Blind Functional Volume Segmentation in PET
S Tan1*, W Lu2, (1) Huazhong University of Science & Technology , Wuhan, ,(2) University of Maryland School of Medicine, Baltimore, MDTH-C-WAB-5 Thursday 10:30AM - 12:30PM Room: Wabash Ballroom
To propose a blind PET functional volume segmentation method that does not need any prior calibrations.
The partial volume effect (PVE) in PET imaging was considered as a forward problem that convolves the original target object with the point spread function (PSF) of the PET scanner, and made a PET image blurred. We showed that the optimal threshold for accurate object localization in a PET image is a function of the ratio of the object size to the PSF standard variance. We defined a new quantity, the optimal volume ratio (OAR), which represents the ratio of the segmented volume when using the optimal threshold to the whole target volume with greater activity than the background. The OAR can be expressed as a function of the optimal threshold, and was then used to derive the optimal threshold through a sequence of region growing algorithms with different thresholds. The new method avoids solving the ill-conditioned inverse problem, and is fully blind to the PET scanner. The proposed method was tested on PET phantom with known object location and extension, and its robustness with respect to source-to-background ratio (SBR) and object size was evaluated.

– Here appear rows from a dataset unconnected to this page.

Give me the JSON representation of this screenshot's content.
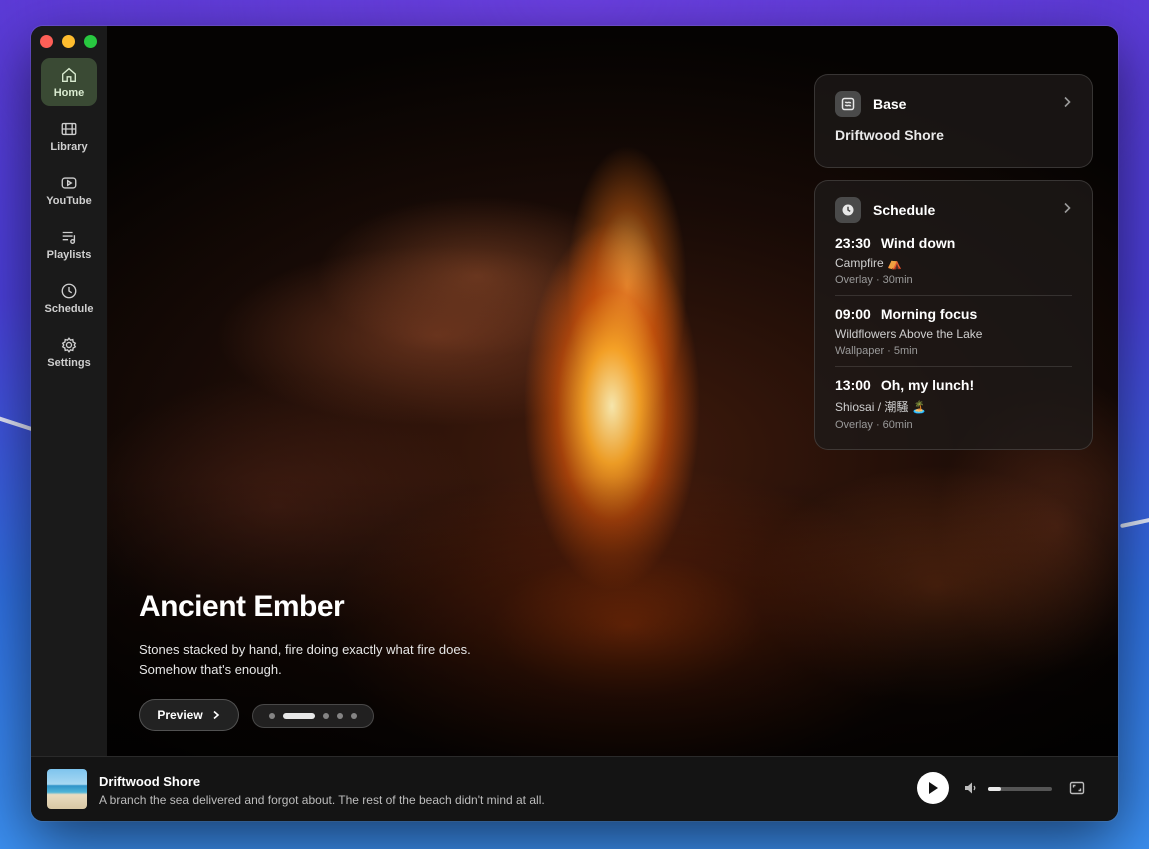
{
  "sidebar": {
    "items": [
      {
        "label": "Home",
        "icon": "home-icon",
        "active": true
      },
      {
        "label": "Library",
        "icon": "film-icon"
      },
      {
        "label": "YouTube",
        "icon": "play-box-icon"
      },
      {
        "label": "Playlists",
        "icon": "playlist-icon"
      },
      {
        "label": "Schedule",
        "icon": "clock-icon"
      },
      {
        "label": "Settings",
        "icon": "gear-icon"
      }
    ]
  },
  "hero": {
    "title": "Ancient Ember",
    "description_line1": "Stones stacked by hand, fire doing exactly what fire does.",
    "description_line2": "Somehow that's enough.",
    "preview_label": "Preview",
    "carousel": {
      "count": 5,
      "active_index": 1
    }
  },
  "base_card": {
    "title": "Base",
    "value": "Driftwood Shore"
  },
  "schedule_card": {
    "title": "Schedule",
    "items": [
      {
        "time": "23:30",
        "name": "Wind down",
        "scene": "Campfire ⛺",
        "meta": "Overlay · 30min"
      },
      {
        "time": "09:00",
        "name": "Morning focus",
        "scene": "Wildflowers Above the Lake",
        "meta": "Wallpaper · 5min"
      },
      {
        "time": "13:00",
        "name": "Oh, my lunch!",
        "scene": "Shiosai / 潮騒 🏝️",
        "meta": "Overlay · 60min"
      }
    ]
  },
  "now_playing": {
    "title": "Driftwood Shore",
    "subtitle": "A branch the sea delivered and forgot about. The rest of the beach didn't mind at all.",
    "volume_percent": 20
  },
  "colors": {
    "accent_active": "#3a4a34",
    "traffic_close": "#fe5f57",
    "traffic_minimize": "#febc2e",
    "traffic_maximize": "#28c840"
  }
}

At all SBR levels and for all object sizes, the new blind segment method performed similarly to existing methods with prior calibrations, and outperformed existing methods that do not take into account PVE. In addition, the new blind segment method is robust to the changes of SBR level and object size.
The results showed that the proposed blind method did not need any prior calibrations and performed well for the functional volume segmentation in PET.